A montagem uniu, de maneira excepcional, o clássico e o moderno. Guardou a grandiosidade das montagens clássicas e incluiu a modernidade de forma bastante competente
Como sempre, a Orquestra Sinfônica Municipal de São Paulo deu um show sob o comando do magistral Roberto Minczuk. Mas quero aqui destacar a performance absolutamente espetacular do Coro Lírico Municipal de São Paulo. Carmen é uma ópera que dá muito destaque aos coros – como o inicial, Sur la place chacun passe e o Coro das Cigarreiras (Au secours! Au secours!), bem como o Coro das Crianças (Avec la garde montante) – muito bem executado pelo Coro Infanto-Juvenil da Escola Municipal de Música. Já assisti a algumas apresentações do Coro Lírico, mas, dessa vez, fiquei verdadeiramente arrepiado em alguns momentos. Antes dos prelúdios foram incluídas poderosas canções e danças espanholas, que casaram muito bem com a trama; e o deslocamento do local principal da obra não prejudicou em nada a consistência e a compreensão da história. Em suma: a montagem uniu, de maneira excepcional, o clássico e o moderno, inclusive simulando, no último movimento, o da tourada, um desfile de moda com personagens andróginos enfeitados, coloridos e muito interessantes (apesar de, para mim, terem bagunçado um pouco a estética alvíssima do cenário e dos figurinos principais). Guardou a grandiosidade das montagens clássicas e incluiu a modernidade de forma bastante competente. Em suma: excelente!

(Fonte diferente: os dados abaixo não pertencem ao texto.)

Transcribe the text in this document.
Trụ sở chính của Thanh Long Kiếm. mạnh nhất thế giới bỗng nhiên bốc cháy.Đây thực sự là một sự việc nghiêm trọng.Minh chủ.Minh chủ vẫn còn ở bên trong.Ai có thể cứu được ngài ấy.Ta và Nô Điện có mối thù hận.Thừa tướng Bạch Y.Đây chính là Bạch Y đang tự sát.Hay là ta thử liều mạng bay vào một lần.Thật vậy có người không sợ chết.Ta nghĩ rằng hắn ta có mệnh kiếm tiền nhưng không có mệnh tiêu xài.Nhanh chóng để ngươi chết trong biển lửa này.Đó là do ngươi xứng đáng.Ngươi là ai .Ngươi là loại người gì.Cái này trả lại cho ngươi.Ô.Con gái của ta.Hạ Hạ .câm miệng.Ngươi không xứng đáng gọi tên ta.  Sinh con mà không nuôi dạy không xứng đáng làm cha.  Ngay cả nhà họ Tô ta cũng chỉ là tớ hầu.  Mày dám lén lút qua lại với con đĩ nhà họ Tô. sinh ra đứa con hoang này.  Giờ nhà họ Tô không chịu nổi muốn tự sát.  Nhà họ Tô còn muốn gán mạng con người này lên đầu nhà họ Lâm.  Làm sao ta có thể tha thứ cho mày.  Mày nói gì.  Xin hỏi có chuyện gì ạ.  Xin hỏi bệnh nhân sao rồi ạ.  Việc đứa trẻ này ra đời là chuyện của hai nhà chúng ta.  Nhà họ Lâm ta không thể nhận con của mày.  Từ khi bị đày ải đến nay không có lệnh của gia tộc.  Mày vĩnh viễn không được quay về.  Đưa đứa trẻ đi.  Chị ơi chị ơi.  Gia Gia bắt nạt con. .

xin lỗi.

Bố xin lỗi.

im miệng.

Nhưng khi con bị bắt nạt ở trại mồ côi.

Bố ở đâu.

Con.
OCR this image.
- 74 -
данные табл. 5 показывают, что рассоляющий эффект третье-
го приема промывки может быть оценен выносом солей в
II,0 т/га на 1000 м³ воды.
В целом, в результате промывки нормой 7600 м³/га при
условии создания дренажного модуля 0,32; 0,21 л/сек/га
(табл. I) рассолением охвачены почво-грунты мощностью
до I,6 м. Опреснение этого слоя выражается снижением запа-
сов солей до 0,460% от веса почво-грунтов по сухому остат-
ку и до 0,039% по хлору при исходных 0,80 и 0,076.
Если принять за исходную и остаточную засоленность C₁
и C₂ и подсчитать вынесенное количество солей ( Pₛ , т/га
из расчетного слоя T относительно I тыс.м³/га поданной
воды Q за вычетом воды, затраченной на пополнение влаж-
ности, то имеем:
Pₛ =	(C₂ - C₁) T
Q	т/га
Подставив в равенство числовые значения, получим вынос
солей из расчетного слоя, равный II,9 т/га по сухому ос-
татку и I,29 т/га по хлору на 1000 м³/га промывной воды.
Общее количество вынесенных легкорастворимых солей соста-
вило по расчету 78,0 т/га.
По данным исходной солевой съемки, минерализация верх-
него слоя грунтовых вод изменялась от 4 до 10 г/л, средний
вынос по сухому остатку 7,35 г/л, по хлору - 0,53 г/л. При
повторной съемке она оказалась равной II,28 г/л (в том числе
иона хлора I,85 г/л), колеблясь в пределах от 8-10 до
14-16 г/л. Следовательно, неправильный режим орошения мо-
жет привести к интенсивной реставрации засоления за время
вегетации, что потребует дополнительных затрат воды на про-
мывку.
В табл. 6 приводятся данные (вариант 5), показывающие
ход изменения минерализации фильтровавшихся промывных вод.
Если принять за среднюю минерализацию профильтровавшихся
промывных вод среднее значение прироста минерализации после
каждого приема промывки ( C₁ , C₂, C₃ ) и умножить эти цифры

Bem nos resumiu Nietzsche – e com ele encerro, grato:
“Mais ainda: eu me torno um homem melhor, quando esse Bizet me persuade. E também um músico melhor, um ouvinte melhor. É possível se escutar ainda melhor? – Eu enterro os meus ouvidos sob essa música, eu ouço a sua causa. Parece-me presenciar a sua gênese – estremeço ante os perigos que acompanham alguma audácia, arrebatam-me os acasos felizes de que Bizet é inocente. E, coisa estranha, no fundo não penso nisso, ou não sei o quanto penso nisso. Pois nesse ínterim me passam bem outros pensamentos pela cabeça. Já se percebeu que a música faz livre o espírito? que dá asas ao pensamento? que alguém se torna mais filósofo, quanto mais se torna músico? O céu cinzento da abstração atravessado por coriscos; a luz, forte o bastante para se verem as filigranas; os grandes problemas se dispondo à apreensão; o mundo abarcado com a vista, como de um monte. Acabo de definir o pathos filosófico. E de súbito caem-me respostas no colo, uma pequena chuva de gelo sapiência, de problemas resolvidos... Onde estou? Bizet me faz fecundo. Tudo o que é bom me faz fecundo. Não tenho outra gratidão, nem tenho outra prova para aquilo que é bom.”